I could feel myself softening a bit. The twist of the cork in the third bottle helped a bit too.
"You know, one of the things you see out there all the time is hundreds of busted jars of Barrier Cream or something like that. You know, skin conditioner. Those poor bastards must have just shrivelled up when they first hit this place. Lizard-skin country!" He never swore. He must really feel strongly about this, I thought.

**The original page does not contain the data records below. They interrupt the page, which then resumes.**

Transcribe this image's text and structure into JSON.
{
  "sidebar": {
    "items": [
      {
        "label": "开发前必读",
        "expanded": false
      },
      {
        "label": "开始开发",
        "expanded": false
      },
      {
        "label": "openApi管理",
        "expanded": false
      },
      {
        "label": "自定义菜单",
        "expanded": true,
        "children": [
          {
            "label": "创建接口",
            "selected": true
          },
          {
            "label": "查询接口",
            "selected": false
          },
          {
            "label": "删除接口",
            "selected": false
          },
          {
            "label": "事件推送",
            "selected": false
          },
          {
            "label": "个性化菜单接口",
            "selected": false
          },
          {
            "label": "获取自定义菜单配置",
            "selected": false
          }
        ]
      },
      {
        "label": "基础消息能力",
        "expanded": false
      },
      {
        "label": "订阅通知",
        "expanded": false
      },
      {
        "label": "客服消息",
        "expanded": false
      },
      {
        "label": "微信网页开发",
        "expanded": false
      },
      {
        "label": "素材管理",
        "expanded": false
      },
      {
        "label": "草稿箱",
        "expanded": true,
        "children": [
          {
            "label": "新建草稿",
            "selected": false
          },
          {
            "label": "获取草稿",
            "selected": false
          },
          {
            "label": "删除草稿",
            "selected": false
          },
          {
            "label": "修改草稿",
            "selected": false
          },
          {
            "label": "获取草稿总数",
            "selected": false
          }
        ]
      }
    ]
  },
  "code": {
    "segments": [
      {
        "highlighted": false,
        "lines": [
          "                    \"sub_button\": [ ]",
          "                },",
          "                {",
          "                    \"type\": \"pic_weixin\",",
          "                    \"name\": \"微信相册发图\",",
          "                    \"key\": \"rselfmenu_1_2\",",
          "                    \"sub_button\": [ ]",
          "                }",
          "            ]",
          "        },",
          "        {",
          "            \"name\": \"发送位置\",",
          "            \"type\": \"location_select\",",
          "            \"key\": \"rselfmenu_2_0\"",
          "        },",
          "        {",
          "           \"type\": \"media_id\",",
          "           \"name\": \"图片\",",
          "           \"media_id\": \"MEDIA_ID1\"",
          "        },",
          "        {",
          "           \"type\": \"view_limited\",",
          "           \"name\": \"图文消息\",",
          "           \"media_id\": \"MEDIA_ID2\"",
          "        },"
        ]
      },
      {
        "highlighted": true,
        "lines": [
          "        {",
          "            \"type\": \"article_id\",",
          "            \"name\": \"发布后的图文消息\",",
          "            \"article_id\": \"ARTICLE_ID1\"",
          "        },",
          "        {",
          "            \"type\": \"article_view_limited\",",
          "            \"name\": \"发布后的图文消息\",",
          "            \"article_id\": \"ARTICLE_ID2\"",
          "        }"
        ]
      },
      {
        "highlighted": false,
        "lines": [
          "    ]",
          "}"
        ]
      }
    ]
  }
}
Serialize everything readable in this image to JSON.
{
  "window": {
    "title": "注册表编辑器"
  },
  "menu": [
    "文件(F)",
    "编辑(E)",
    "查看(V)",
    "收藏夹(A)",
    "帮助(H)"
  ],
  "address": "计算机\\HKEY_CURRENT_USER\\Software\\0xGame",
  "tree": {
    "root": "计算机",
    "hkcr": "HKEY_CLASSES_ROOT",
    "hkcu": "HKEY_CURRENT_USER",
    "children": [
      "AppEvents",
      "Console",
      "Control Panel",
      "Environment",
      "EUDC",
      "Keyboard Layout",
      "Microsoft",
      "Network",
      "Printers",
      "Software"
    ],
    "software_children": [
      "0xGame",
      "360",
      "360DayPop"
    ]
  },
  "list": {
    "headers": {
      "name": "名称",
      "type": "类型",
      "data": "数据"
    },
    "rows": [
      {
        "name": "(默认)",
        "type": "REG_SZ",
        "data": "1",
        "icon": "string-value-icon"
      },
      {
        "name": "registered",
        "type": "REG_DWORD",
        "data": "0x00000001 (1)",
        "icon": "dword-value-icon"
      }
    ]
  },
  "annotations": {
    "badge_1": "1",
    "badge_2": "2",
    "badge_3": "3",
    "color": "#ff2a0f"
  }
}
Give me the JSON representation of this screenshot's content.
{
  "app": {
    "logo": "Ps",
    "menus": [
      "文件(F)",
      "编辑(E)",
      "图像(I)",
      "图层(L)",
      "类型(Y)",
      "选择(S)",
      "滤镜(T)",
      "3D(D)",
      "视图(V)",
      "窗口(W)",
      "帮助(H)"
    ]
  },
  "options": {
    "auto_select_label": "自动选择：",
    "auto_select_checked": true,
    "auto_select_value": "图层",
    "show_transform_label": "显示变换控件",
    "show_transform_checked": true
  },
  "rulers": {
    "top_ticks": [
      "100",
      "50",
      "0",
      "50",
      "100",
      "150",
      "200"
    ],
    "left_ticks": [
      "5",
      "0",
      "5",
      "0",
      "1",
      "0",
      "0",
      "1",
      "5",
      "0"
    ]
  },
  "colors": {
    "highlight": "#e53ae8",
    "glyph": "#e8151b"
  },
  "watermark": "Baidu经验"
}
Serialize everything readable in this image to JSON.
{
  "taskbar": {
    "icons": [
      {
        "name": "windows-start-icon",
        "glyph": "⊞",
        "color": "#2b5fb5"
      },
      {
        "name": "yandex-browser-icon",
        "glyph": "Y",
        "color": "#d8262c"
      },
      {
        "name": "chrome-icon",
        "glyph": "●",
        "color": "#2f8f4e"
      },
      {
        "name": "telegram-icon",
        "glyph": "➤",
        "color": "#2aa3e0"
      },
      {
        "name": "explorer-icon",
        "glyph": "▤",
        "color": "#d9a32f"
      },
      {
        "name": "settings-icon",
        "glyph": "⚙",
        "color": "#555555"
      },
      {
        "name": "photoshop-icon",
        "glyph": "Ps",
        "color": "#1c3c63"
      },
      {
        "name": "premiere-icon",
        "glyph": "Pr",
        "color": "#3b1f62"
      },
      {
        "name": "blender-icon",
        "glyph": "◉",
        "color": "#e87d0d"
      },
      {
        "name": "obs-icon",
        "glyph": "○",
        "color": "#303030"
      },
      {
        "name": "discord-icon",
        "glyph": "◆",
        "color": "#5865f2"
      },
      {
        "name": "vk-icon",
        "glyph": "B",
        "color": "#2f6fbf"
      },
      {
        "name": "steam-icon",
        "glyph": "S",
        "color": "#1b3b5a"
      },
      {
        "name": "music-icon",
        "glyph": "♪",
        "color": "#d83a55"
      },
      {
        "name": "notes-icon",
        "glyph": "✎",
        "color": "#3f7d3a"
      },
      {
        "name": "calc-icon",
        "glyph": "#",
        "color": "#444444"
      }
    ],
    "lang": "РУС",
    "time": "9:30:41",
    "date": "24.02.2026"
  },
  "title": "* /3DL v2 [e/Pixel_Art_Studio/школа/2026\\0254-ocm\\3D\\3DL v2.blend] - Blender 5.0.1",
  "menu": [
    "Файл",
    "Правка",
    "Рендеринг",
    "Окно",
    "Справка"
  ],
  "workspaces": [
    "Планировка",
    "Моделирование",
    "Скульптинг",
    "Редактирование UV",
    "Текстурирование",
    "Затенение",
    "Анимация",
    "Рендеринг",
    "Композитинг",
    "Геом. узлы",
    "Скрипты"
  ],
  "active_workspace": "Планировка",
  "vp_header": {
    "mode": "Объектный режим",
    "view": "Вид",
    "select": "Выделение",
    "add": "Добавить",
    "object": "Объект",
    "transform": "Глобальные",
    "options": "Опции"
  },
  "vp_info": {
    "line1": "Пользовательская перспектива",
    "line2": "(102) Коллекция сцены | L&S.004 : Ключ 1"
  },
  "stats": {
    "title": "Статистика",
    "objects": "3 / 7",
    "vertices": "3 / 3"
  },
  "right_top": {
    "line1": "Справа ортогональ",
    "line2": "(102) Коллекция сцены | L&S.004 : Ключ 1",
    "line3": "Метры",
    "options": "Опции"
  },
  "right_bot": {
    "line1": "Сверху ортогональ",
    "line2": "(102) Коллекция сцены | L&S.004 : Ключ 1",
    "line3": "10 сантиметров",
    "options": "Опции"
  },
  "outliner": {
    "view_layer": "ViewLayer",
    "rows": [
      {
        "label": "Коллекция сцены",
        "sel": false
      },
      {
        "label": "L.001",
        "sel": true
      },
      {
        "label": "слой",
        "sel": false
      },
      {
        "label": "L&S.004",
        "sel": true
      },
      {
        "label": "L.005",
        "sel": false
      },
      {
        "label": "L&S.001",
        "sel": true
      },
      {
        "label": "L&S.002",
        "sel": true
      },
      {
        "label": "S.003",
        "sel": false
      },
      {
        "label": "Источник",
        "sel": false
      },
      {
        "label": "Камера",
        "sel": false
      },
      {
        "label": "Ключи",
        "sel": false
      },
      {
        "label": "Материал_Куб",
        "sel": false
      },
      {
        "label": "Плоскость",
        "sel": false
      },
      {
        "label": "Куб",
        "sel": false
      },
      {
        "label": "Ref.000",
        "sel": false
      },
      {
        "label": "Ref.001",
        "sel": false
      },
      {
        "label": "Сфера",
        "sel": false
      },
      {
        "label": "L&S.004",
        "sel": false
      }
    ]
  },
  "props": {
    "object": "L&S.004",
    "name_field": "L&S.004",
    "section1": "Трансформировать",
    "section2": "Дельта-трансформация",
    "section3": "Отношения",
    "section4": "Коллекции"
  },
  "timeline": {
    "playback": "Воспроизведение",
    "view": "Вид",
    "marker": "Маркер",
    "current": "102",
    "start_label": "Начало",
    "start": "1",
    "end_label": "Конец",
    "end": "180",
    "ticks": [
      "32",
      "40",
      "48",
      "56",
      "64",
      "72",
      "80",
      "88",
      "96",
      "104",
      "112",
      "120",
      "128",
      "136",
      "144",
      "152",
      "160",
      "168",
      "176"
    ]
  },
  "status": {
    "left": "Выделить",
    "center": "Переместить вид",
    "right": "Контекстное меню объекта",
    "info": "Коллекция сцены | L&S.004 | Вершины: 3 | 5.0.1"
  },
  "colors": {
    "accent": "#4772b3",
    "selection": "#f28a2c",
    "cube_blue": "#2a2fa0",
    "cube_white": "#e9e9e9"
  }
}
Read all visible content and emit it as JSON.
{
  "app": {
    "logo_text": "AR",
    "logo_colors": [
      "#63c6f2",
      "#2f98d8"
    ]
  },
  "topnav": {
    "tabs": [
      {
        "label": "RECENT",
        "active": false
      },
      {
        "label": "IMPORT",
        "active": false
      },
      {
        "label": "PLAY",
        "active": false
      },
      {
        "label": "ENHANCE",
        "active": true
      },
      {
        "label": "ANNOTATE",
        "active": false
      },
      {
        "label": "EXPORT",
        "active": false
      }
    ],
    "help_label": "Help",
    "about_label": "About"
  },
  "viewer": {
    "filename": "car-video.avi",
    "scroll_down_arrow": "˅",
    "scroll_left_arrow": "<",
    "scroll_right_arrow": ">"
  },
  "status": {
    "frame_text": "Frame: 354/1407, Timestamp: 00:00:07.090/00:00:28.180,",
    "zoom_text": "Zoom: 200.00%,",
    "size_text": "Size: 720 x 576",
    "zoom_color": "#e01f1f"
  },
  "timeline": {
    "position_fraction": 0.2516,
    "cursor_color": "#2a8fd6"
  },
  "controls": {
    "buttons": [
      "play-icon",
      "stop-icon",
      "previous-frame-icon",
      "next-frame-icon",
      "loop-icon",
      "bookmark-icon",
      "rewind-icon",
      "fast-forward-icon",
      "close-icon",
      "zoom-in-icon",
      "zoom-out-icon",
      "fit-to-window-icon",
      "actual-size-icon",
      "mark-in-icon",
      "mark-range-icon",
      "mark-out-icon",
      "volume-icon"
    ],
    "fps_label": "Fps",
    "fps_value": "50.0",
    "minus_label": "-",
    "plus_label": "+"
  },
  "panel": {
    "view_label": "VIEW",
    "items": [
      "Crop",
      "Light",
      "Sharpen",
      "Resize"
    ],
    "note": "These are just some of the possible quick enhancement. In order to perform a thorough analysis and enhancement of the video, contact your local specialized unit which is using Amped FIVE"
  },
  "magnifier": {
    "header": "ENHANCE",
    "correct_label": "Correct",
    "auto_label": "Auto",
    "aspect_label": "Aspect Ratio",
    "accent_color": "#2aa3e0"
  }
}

"And you know what else?" he slurred. "Millions and millions of old beer bottles. Poor bastards." He slumped into his chair, almost asleep. "Poor bastards. Hadda have someshing, nushing else for 'em except a drink after a bloody hard day in the boiling shun. What a life!" He slipped onto the ground and started to snore.
Let him keep his bloody old rusted hurricane lamp, I thought as I tucked the rest of the bottle under my arm and headed for the door. No sense in wasting it. Yeah, let him keep his hurricane lamp. At least he cares.